El día de las votaciones en el Reino Unido, Theresa May estaba convencida de que sería la ganadora absoluta. Para eso había convocado a los ingleses, a las urnas, pero el resultado la dejó más débil de lo que estaba antes de esa jornada.

El revés político que sufrió la Primera Ministra consistió en que no logró la mayoría requerida en el parlamento para continuar dirigiendo el país.

En las calles de Londres algunos manifestantes con pancartas y gritos caminaron hacia la Plaza del Parlamento para protestar por la maniobra que May intenta hacer para consolidarse en su cargo en vista de que el opositor partido laborista está pidiendo su renuncia. Ella está tratando de crear una coalición entre su Partido Conservador y el Partido Unionista Democrático de Irlanda del Norte (DUP), el único que propende por mantener la anexión al Reino Unido a pesar de los acuerdos de paz de viernes santo. Esta alianza le permitiría a May sumar los 10 escaños que necesita para ser mayoría.

La fractura política por la derrota ya derivó en las primeras renuncias. Dos de sus escuderos más poderosos, Nick Timothy quien era su jefe de gabinete y Fiona Hill, segunda al mando, tuvieron que irse para darles paso en sus puestos a los nuevos aliados irlandeses si es que esta unión se concreta.

Sin embargo, el Partido Unionista Democrático de Irlanda del Norte (DUP) se ha negado a dar detalles de las peticiones que les haría a los conservadores para acceder al gobierno de May, aunque se supo que hoy llegó a un pre-acuerdo.
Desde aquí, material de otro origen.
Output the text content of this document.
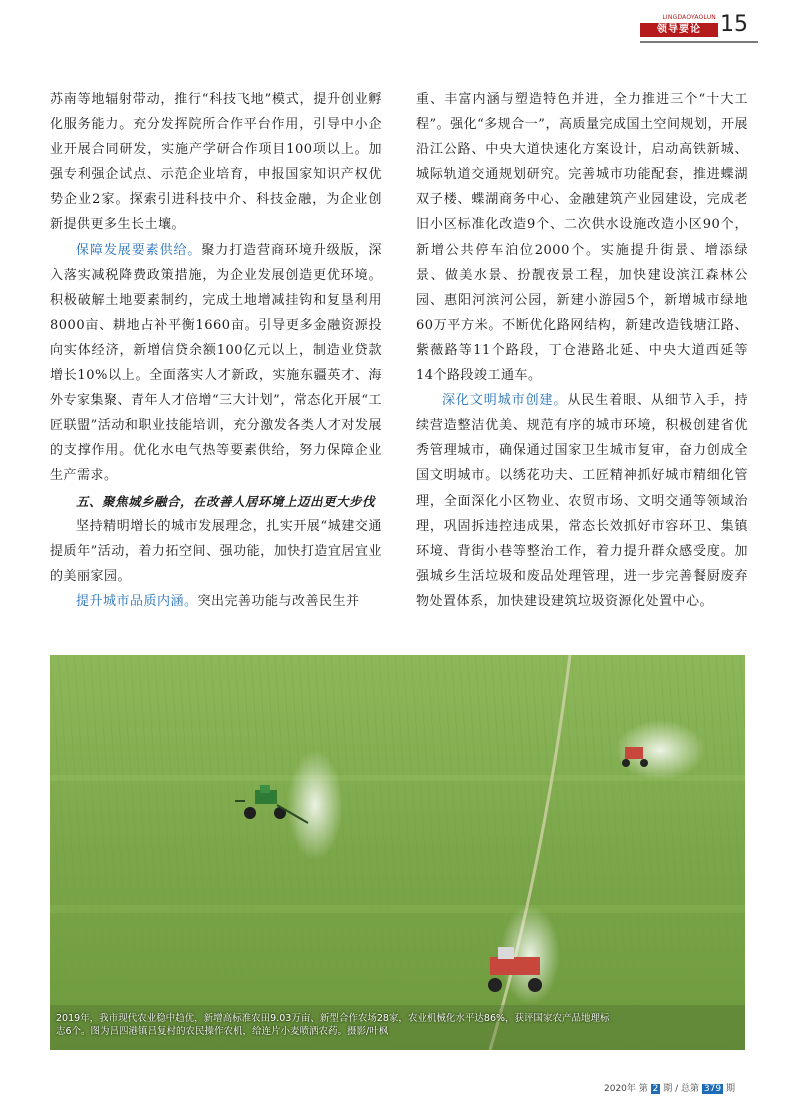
LINGDAOYAOLUN
领导要论 15

苏南等地辐射带动，推行“科技飞地”模式，提升创业孵化服务能力。充分发挥院所合作平台作用，引导中小企业开展合同研发，实施产学研合作项目100项以上。加强专利强企试点、示范企业培育，申报国家知识产权优势企业2家。探索引进科技中介、科技金融，为企业创新提供更多生长土壤。

保障发展要素供给。聚力打造营商环境升级版，深入落实减税降费政策措施，为企业发展创造更优环境。积极破解土地要素制约，完成土地增减挂钩和复垦利用8000亩、耕地占补平衡1660亩。引导更多金融资源投向实体经济，新增信贷余额100亿元以上，制造业贷款增长10%以上。全面落实人才新政，实施东疆英才、海外专家集聚、青年人才倍增“三大计划”，常态化开展“工匠联盟”活动和职业技能培训，充分激发各类人才对发展的支撑作用。优化水电气热等要素供给，努力保障企业生产需求。

五、聚焦城乡融合，在改善人居环境上迈出更大步伐

坚持精明增长的城市发展理念，扎实开展“城建交通提质年”活动，着力拓空间、强功能，加快打造宜居宜业的美丽家园。

提升城市品质内涵。突出完善功能与改善民生并

重、丰富内涵与塑造特色并进，全力推进三个“十大工程”。强化“多规合一”，高质量完成国土空间规划，开展沿江公路、中央大道快速化方案设计，启动高铁新城、城际轨道交通规划研究。完善城市功能配套，推进蝶湖双子楼、蝶湖商务中心、金融建筑产业园建设，完成老旧小区标准化改造9个、二次供水设施改造小区90个，新增公共停车泊位2000个。实施提升街景、增添绿景、做美水景、扮靓夜景工程，加快建设滨江森林公园、惠阳河滨河公园，新建小游园5个，新增城市绿地60万平方米。不断优化路网结构，新建改造钱塘江路、紫薇路等11个路段，丁仓港路北延、中央大道西延等14个路段竣工通车。

深化文明城市创建。从民生着眼、从细节入手，持续营造整洁优美、规范有序的城市环境，积极创建省优秀管理城市，确保通过国家卫生城市复审，奋力创成全国文明城市。以绣花功夫、工匠精神抓好城市精细化管理，全面深化小区物业、农贸市场、文明交通等领域治理，巩固拆违控违成果，常态长效抓好市容环卫、集镇环境、背街小巷等整治工作，着力提升群众感受度。加强城乡生活垃圾和废品处理管理，进一步完善餐厨废弃物处置体系，加快建设建筑垃圾资源化处置中心。

2019年，我市现代农业稳中趋优，新增高标准农田9.03万亩、新型合作农场28家，农业机械化水平达86%，获评国家农产品地理标志6个。图为吕四港镇吕复村的农民操作农机，给连片小麦喷洒农药。摄影/叶枫
2020年 第 2 期 / 总第 379 期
Entre tanto, las consecuencias políticas empiezan a notarse: los opositores laboristas se sienten triunfadores porque por primera vez después de la era conservadora, ganan escaños y posicionamiento en el parlamento y en la vida pública. Y los antibrexit han tomado renovado vigor para cobrarle a May su desatino al salirse de la Unión Europea.